Denpasar (SpotBaliNews) –
Bali Yang Binal ( atau kemudian disingkat BYB ) adalah sebuah festival seni mural yang lahir dari sebuah kritik pada Bali Biennale di medio 2005. BYB diinisiasi para seniman muda yang waktu itu tergabung dalam Komunitas Pojok dan Komunitas Seni di Denpasar ( KSDD ).
Menurut Ketua BYB, Wis, didampingi Arie dan Ngurah Bob dari komunitas pojok, pada acara Jumpa Pers, Jumat (28/6), di Kubu Kopi di jalan Hayam Wuruk Denpasar, nama Bali Yang Binal sendiri adalah parodi dari Bali Biennale. Dikala Bali Bienna/e yang dikritik mati ditahun pertamanya, BYB justru mampu berjalan hingga ke edisi #7 pada tahun 2017 yang Ialu. Sebagai sebuah festival dua tahunan yang terlahir dari kritik, BYB selalu membawa tema spesifik yang terbungkus dengan baik secara estetik.
Pada edisi kali ini BYB mengangkat tema ”Energi Esok Hari”. Tema ini dipilih sebagai intisari dari semua permasalahan yang sedang atau berpotensi menjadi masalah di masa depan. “Bali mempunyai potensi investasi tinggi yang selalu menjadi obyek menggiurkan untuk dieksploitasi karena peran pentingnya dalam Industri Pariwisata,” katanya. Banyak kebutuhan yang kemudian diadakan atas nama menjaga Bali sebagai tujuan wisata utama di Indonesia. Namun yang kemudian kami sayangkan dan butuh dikritik adalah keputusan-keputusan instan yang dipilih pemangku kebijakan dan investor dalam menentukan arah pembangunan pariwisata.
Keinginan pemerintah dan investor untuk membangun sarana-sarana penunjang pariwisata seperti rencana reklamasi teluk benoa, rencana pembangunan tol lintas utara, rencana pembangunan bandara baru di Bali utara, dan lain sebagainya tentu membutuhkan energi yang besar. Dan kebutuhan energi ini hendak dijawab dengan cepat oleh para pemangku kebijakan tadi dengan membangun sebuah PLTU ( Pembangkit Listrik Tenaga Uap ) batubara baru di Celukan Bawang, Buleleng. “Sebuah langkah yang tergesa-gesa dan bagi kami keliru, karena Bali mempunyai potensi energi serta waktu yang cukup untuk beralih pada penggunaan energi terbarukan dan ramah lingkungan,” jelasnya.

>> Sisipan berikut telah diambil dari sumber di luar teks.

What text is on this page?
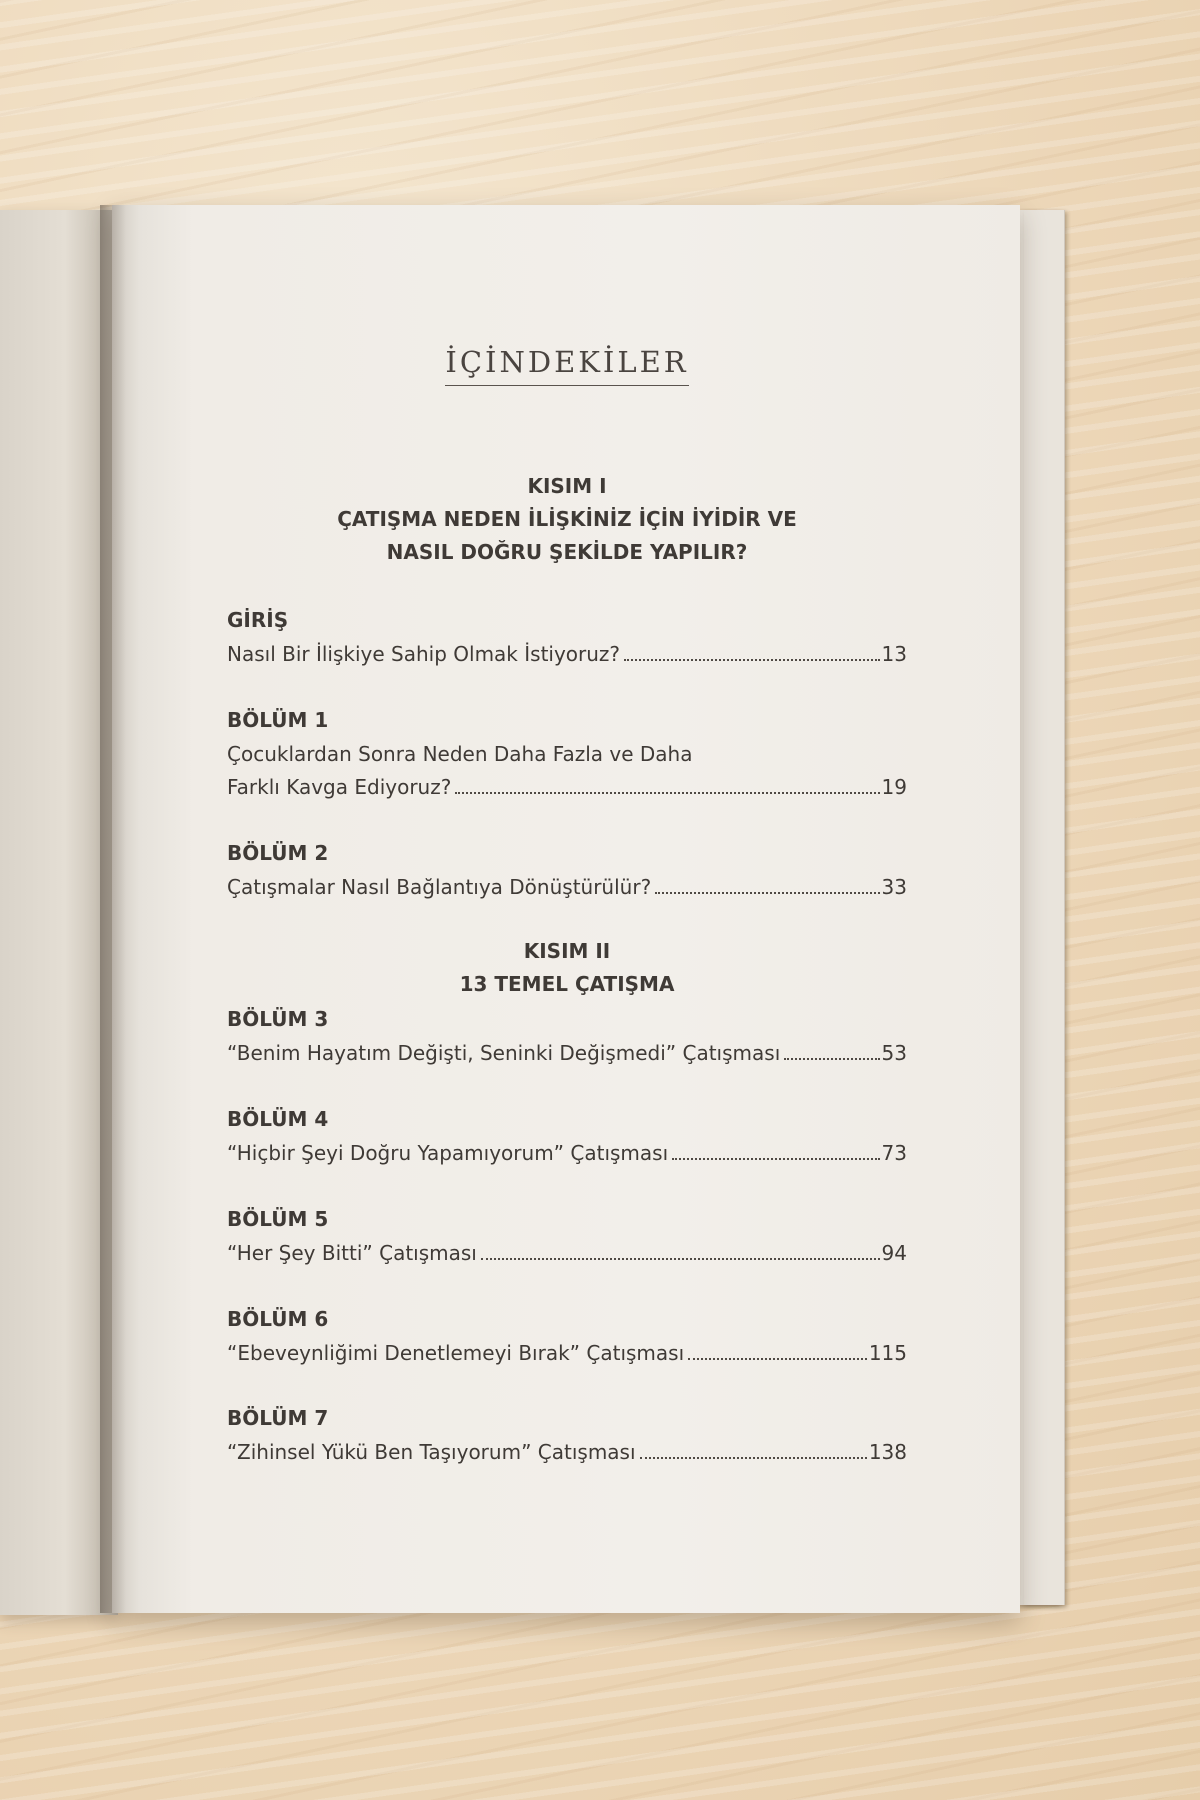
İÇİNDEKİLER
KISIM I
ÇATIŞMA NEDEN İLİŞKİNİZ İÇİN İYİDİR VE
NASIL DOĞRU ŞEKİLDE YAPILIR?
GİRİŞ
Nasıl Bir İlişkiye Sahip Olmak İstiyoruz?	13
BÖLÜM 1
Çocuklardan Sonra Neden Daha Fazla ve Daha
Farklı Kavga Ediyoruz?	19
BÖLÜM 2
Çatışmalar Nasıl Bağlantıya Dönüştürülür?	33
KISIM II
13 TEMEL ÇATIŞMA
BÖLÜM 3
“Benim Hayatım Değişti, Seninki Değişmedi” Çatışması	53
BÖLÜM 4
“Hiçbir Şeyi Doğru Yapamıyorum” Çatışması	73
BÖLÜM 5
“Her Şey Bitti” Çatışması	94
BÖLÜM 6
“Ebeveynliğimi Denetlemeyi Bırak” Çatışması	115
BÖLÜM 7
“Zihinsel Yükü Ben Taşıyorum” Çatışması	138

Batubara sudah dikenal sebagai sumber energi fosil yang merusak, tidak hanya dalam proses perubahannya menjadi energi tapi juga sejak proses pengambilannya sampai distribusinya. Berbagai pertanyaan baru kemudian muncul membutuhkan jawaban dan solusi, dan bagi kami batubara bukanlah jawaban dan solusinya.
“Untuk itu kami menarik kesimpulan bahwa dengan kemampuan yang kami miliki sebagai seniman, kami ingin berkontribusi dalam mengkampanyekan penggunaan energi ramah lingkungan, menarik dan bergandengan bersama dengan semua pihak yang peduli lingkungan dan Bali, demi hari esok yang lebih baik,” imbuhnya.
Dalam setiap helatan BYB (hampir) selalu diawali dengan Sawer Nite, sebuah proses penggalangan dana secara swadaya. Sawer Nite juga menjadi pintu gerbang rangkaian acara selanjutnya yaitu Pra-BYB ( pemantapan materi bagi para seniman ), Pembukaan ( sekaligus Technical Meeting ), Jamming Mural & kolaborasi seni, serta acara Malam Seni sebagai Penutup. Sawer Nite telah digelar pada tanggal 19 21 April di Cushcush Gallery dibuka oleh Agung Alit Mitra Bali. Pra BYB juga telah selesai dilaksanakan pada tanggal 16 mei di Taman Baca Kesiman. Pada Pra-BYB selain pemantapan materi juga dilangsungkan pameran Baliho oleh beberapa seniman pendukung Bali Yang Blnal #8.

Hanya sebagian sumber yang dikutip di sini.